According to the story, Polish families keep live carp for several days before Christmas so the fish is as fresh as possible for the traditional holiday meal. Of course, now a small group of animal rights activists are raising Cain over there, citing that not only is the tradition cruel to fish, but housewives should not have to clean up the blood before opening gifts, and children confuse the carp with pets, thus becoming devastated at meal time. The group is urging families to buy frozen or fresh-dead carp, which, according to them, has been killed more humanely.
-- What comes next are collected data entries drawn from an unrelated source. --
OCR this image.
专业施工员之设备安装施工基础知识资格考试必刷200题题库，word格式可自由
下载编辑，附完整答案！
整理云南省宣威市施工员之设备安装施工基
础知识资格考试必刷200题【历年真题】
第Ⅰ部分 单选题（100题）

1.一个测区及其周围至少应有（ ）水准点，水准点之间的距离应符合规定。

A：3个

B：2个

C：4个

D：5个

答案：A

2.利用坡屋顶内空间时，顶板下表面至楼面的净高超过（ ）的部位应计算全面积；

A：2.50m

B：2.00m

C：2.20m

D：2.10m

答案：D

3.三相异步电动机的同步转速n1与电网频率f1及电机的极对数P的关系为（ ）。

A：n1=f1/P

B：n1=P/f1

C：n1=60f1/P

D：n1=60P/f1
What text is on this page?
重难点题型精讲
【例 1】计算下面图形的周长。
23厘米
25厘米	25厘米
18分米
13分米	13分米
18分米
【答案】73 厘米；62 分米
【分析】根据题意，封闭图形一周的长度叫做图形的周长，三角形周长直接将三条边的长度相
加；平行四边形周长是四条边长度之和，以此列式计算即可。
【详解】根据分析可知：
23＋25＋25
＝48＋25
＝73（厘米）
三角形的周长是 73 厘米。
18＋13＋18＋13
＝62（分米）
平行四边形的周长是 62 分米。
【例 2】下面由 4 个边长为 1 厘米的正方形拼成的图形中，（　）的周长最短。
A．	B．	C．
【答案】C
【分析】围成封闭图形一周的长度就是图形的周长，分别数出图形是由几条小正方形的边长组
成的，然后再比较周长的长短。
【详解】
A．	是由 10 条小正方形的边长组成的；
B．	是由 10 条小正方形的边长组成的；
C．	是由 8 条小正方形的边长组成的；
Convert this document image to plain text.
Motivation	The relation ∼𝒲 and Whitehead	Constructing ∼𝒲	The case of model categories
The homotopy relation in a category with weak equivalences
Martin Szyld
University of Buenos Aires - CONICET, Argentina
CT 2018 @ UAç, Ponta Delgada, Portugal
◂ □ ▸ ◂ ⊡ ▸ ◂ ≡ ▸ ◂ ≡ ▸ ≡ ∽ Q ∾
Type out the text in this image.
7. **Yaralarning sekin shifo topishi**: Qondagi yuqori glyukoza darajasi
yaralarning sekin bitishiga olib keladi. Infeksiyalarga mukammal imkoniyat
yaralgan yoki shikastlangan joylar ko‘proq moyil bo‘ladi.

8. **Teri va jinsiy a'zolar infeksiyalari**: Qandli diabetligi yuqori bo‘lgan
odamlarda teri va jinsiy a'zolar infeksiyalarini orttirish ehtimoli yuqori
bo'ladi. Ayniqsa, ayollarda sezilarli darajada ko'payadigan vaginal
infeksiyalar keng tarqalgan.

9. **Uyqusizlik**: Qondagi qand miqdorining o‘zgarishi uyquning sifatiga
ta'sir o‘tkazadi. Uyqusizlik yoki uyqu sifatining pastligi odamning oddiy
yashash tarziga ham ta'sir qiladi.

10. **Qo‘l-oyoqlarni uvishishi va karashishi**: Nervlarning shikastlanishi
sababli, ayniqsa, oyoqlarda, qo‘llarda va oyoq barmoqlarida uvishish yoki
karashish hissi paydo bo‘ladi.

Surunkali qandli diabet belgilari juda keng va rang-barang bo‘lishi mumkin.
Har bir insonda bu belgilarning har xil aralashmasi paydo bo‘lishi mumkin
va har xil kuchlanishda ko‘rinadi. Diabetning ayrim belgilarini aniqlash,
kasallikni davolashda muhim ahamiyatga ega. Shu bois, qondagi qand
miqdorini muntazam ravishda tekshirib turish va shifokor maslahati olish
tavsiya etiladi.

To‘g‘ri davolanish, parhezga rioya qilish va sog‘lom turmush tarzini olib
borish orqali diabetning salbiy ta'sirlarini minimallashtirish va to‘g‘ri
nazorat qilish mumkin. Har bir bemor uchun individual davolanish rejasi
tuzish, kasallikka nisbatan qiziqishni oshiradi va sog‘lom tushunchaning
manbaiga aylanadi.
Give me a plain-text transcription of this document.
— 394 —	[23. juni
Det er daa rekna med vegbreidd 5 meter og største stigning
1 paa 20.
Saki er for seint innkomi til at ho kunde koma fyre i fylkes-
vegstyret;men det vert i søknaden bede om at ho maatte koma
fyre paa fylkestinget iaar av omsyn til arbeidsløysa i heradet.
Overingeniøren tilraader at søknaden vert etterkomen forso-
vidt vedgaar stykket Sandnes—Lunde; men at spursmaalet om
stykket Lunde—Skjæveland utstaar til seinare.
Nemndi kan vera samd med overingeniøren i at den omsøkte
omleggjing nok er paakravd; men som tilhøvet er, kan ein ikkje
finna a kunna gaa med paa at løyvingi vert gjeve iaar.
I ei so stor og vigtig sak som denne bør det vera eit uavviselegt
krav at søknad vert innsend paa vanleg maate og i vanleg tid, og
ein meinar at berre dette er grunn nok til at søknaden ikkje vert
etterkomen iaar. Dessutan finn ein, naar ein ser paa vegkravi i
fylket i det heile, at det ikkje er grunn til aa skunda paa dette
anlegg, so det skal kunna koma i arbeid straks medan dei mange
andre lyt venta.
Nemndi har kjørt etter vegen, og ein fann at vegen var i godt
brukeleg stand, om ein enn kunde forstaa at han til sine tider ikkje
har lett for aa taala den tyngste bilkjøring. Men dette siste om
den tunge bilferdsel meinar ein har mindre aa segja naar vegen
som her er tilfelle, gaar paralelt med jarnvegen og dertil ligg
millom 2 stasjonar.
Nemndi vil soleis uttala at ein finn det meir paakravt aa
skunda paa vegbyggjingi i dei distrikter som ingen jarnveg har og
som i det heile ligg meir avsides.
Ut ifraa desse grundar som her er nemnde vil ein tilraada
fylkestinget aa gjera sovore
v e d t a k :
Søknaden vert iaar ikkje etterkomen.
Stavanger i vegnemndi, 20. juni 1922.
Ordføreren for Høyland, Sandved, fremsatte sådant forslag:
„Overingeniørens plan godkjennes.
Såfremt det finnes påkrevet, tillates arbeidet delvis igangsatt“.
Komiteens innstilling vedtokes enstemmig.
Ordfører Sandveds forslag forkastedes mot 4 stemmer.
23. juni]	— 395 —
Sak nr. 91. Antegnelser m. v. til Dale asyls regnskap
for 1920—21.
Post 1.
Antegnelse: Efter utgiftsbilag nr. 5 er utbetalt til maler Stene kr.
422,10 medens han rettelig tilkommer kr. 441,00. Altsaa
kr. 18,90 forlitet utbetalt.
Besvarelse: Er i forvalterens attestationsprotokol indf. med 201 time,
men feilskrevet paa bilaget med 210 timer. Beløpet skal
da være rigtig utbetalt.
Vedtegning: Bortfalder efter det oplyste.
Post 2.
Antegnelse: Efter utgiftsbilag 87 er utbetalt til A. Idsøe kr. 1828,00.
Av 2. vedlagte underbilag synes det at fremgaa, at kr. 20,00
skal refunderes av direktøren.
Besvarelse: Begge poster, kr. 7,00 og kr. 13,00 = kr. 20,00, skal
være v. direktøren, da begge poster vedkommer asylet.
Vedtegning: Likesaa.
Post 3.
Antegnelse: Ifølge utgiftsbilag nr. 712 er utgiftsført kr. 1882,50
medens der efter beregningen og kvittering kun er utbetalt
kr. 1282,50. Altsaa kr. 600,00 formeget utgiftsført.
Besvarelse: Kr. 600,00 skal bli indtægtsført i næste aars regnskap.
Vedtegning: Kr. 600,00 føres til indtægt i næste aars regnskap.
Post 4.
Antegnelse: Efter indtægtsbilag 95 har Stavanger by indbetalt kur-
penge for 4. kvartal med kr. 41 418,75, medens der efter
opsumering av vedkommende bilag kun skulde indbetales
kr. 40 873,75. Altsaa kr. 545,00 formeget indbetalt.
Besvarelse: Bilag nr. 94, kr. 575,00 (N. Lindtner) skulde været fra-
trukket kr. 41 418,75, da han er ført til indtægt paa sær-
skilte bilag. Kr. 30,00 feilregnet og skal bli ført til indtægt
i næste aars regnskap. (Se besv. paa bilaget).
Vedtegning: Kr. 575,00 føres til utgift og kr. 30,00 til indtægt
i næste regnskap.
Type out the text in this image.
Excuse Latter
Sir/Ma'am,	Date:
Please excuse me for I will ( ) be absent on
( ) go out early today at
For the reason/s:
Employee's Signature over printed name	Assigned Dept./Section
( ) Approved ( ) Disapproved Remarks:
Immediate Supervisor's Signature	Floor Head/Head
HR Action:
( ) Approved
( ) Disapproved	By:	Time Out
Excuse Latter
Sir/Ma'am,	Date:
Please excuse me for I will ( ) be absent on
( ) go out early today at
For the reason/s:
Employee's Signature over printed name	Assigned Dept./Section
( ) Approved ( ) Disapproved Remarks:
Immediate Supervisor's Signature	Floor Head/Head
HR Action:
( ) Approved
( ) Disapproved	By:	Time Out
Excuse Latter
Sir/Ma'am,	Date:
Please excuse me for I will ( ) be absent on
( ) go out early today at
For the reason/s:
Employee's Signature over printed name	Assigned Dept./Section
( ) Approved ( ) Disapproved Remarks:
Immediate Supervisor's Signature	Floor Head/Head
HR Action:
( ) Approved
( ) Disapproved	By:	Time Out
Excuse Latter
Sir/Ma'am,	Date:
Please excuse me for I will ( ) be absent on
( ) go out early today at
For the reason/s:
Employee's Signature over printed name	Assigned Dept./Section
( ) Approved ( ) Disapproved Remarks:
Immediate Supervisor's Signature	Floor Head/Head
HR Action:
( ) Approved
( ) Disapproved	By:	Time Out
Fresh carp, frozen carp…it all sounds terrible to me, but if it’s a tradition it’s a tradition and I think it should be left alone. In the U.S. some Italian-Americans keep live eels to cook on Christmas Eve. I have a Greek friend who vividly remembers his dad tying a live goat to a tree out back just before Christmas. The goat would magically disappear Christmas morning. Took him a while to figure that one out.
Though I’ll pass on the carp, I must admit I’d pay to see my wife carry out this Polish tradition just once. I can’t imagine how many Clorox wipes she’d go through.